Have you ever wondered what happens when you go to a blood donation drive and become a donor? Many people provide this important resource for others in need without knowing where their blood goes or what the process entails. As a first timer, you may be scared because you don’t know much about it other than you’re going to get pricked with a needle. Here is some insight into donation:
1. Donors register
According to The American Red Cross, the first step to donating blood is filling out a health history form and undergoing a quick physical. You’ll share your blood type (if you know it) as well as your travel history, any medications you are currently taking and if you have had tattoos or piercings in the last several months. All of these affect whether you can give blood, as some medications or other factors may make you ineligible.
2. The blood is collected
Next, you’ll lie on a bed and a licensed health care professional will place a needle in your arm. This needle will connect to a tube that leads to a blood bag or test tubes.
Typically, donors give around one pint of blood. The blood is stored in iced coolers until it is brought to a donation center (if you are partaking in a mobile drive), or it is brought directly to a storage area in the facility.
As for the day of the donation, once a donor gives blood they often receive a treat and sugary juice beverage to maintain proper blood sugar levels. Most people spend a few minutes laying down once the needle has been removed to ensure they do not feel dizzy or faint upon sitting or standing. Nurses attend to donors to ensure they feel good before getting up and leaving the donation area.
3. The blood is processed
Now comes the part most people don’t know much about – blood processing. This includes scanning the blood into a database and using a centrifuge to separate the red cells, platelets and plasma. Each part of the blood is tested to figure out its type and if it contains disease. Those donations that are deemed unfit for use are discarded and the facility notifies the donor of its findings. In accordance with health information privacy laws, the only people who view these results are testing staff and the individual donors.

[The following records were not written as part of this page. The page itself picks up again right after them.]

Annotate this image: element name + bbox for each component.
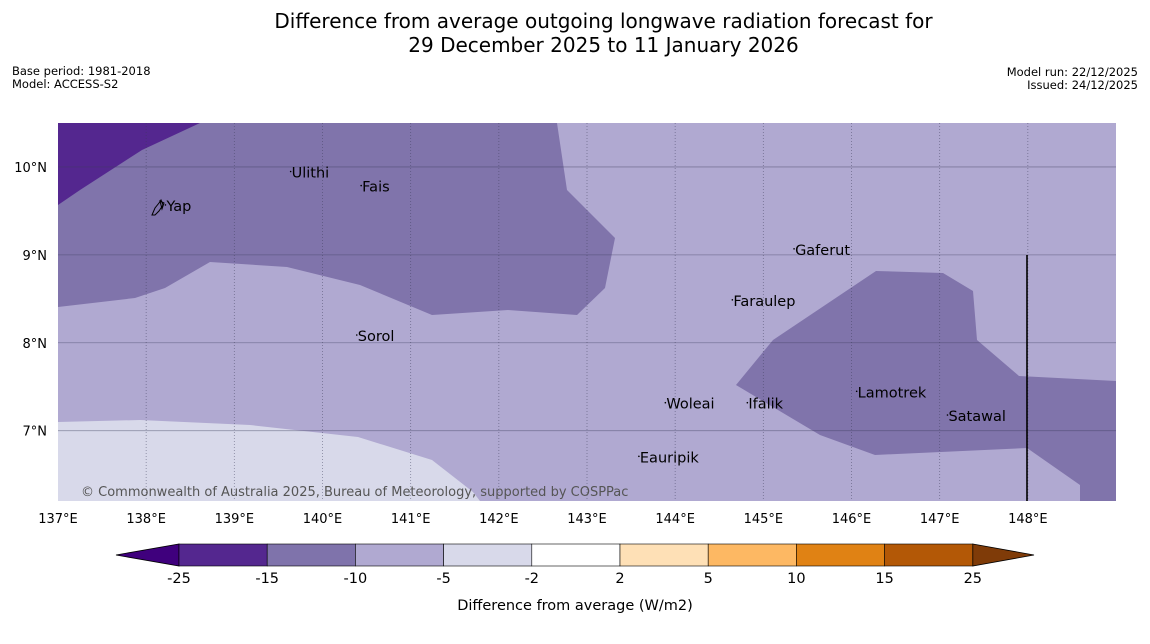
lon-tick-label: 143°E <box>567 512 607 527</box>
place-label-fais: Fais <box>362 180 389 196</box>
colorbar-tick-label: 15 <box>875 571 893 587</box>
copyright-text: © Commonwealth of Australia 2025, Bureau… <box>81 485 628 500</box>
place-label-ulithi: Ulithi <box>292 166 330 182</box>
island-marker <box>355 334 358 336</box>
island-marker <box>731 299 734 301</box>
title-line-2: 29 December 2025 to 11 January 2026 <box>408 33 799 57</box>
lon-tick-label: 146°E <box>832 512 872 527</box>
colorbar-label: Difference from average (W/m2) <box>457 598 693 614</box>
lat-tick-label: 7°N <box>23 425 48 440</box>
model-text: Model: ACCESS-S2 <box>12 77 119 91</box>
model-run-text: Model run: 22/12/2025 <box>1006 65 1138 79</box>
lon-tick-label: 145°E <box>744 512 784 527</box>
lon-tick-label: 141°E <box>391 512 431 527</box>
colorbar-extend-max <box>972 543 1035 567</box>
colorbar-tick-label: -2 <box>525 571 539 587</box>
place-label-gaferut: Gaferut <box>795 243 850 259</box>
lon-tick-label: 140°E <box>303 512 343 527</box>
title-line-1: Difference from average outgoing longwav… <box>274 9 933 33</box>
field-band-minus15-minus10-east <box>736 271 1116 501</box>
colorbar-segment <box>178 543 268 567</box>
lat-lines <box>58 166 1116 432</box>
colorbar-segment <box>531 543 621 567</box>
lat-tick-label: 10°N <box>14 161 47 176</box>
place-label-lamotrek: Lamotrek <box>858 385 927 401</box>
place-label-faraulep: Faraulep <box>733 294 795 310</box>
colorbar-segment <box>355 543 444 567</box>
lon-tick-label: 148°E <box>1008 512 1048 527</box>
place-label-eauripik: Eauripik <box>640 450 699 466</box>
colorbar-tick-label: 2 <box>615 571 624 587</box>
colorbar: -25 -15 -10 -5 -2 2 5 10 15 25 <box>115 543 1035 587</box>
lat-tick-label: 8°N <box>23 337 48 352</box>
place-label-ifalik: Ifalik <box>748 397 783 413</box>
island-marker <box>746 401 749 404</box>
colorbar-tick-label: 5 <box>704 571 713 587</box>
lon-tick-label: 139°E <box>215 512 255 527</box>
issued-text: Issued: 24/12/2025 <box>1027 78 1138 92</box>
lat-tick-label: 9°N <box>23 249 48 264</box>
place-labels: Yap Ulithi Fais Gaferut Faraulep Sorol Woleai I… <box>164 166 1006 466</box>
field-band-minus5-minus2 <box>58 420 480 501</box>
colorbar-tick-label: 10 <box>787 571 805 587</box>
island-marker <box>793 248 795 250</box>
colorbar-extend-min <box>115 543 180 567</box>
yap-island-shape <box>151 198 165 216</box>
lon-tick-label: 137°E <box>38 512 78 527</box>
field-band-minus25-minus15 <box>58 123 200 205</box>
place-label-yap: Yap <box>165 199 191 215</box>
colorbar-tick-label: -25 <box>167 571 191 587</box>
colorbar-tick-label: -10 <box>344 571 368 587</box>
colorbar-segment <box>619 543 709 567</box>
lon-tick-label: 144°E <box>655 512 695 527</box>
place-label-satawal: Satawal <box>948 409 1005 425</box>
island-marker <box>360 184 362 187</box>
island-marker <box>946 414 949 416</box>
colorbar-segment <box>796 543 885 567</box>
grid <box>145 123 1029 501</box>
map-title: Difference from average outgoing longwav… <box>0 9 1150 57</box>
place-label-sorol: Sorol <box>358 329 395 345</box>
colorbar-tick-label: -15 <box>255 571 279 587</box>
lon-tick-label: 142°E <box>479 512 519 527</box>
latitude-ticks: 10°N 9°N 8°N 7°N <box>14 161 47 440</box>
place-label-woleai: Woleai <box>666 397 714 413</box>
longitude-ticks: 137°E 138°E 139°E 140°E 141°E 142°E 143°E 144°E… <box>38 512 1047 527</box>
colorbar-segment <box>443 543 533 567</box>
lon-tick-label: 147°E <box>920 512 960 527</box>
island-marker <box>164 204 167 206</box>
colorbar-segment <box>884 543 974 567</box>
island-marker <box>638 455 640 458</box>
island-marker <box>289 170 292 173</box>
island-marker <box>664 401 667 404</box>
island-marker <box>855 390 858 393</box>
field-band-minus15-minus10-northwest <box>58 123 615 315</box>
colorbar-segment <box>266 543 356 567</box>
colorbar-segment <box>707 543 797 567</box>
info-left: Base period: 1981-2018 Model: ACCESS-S2 <box>12 65 151 91</box>
info-right: Model run: 22/12/2025 Issued: 24/12/2025 <box>1007 66 1138 92</box>
colorbar-tick-label: 25 <box>964 571 982 587</box>
colorbar-tick-label: -5 <box>436 571 450 587</box>
base-period-text: Base period: 1981-2018 <box>12 64 151 78</box>
lon-tick-label: 138°E <box>126 512 166 527</box>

Donated blood that has been found healthy is stored at the donation facility until a hospital or healthcare provider requests a particular type. The different parts of the blood are kept at varying temperatures. Some parts must be frozen, and others require constant movement to prevent separation. The Red Cross keeps red cells at 6 degrees Celsius for as many as 42 days while platelets last only five days and must be agitated constantly. The organization freezes cryoprecipitate and plasma for as long as one year if necessary before it is no longer viable.
If you have further questions about donation or want to see if you are eligible, talk to your doctor.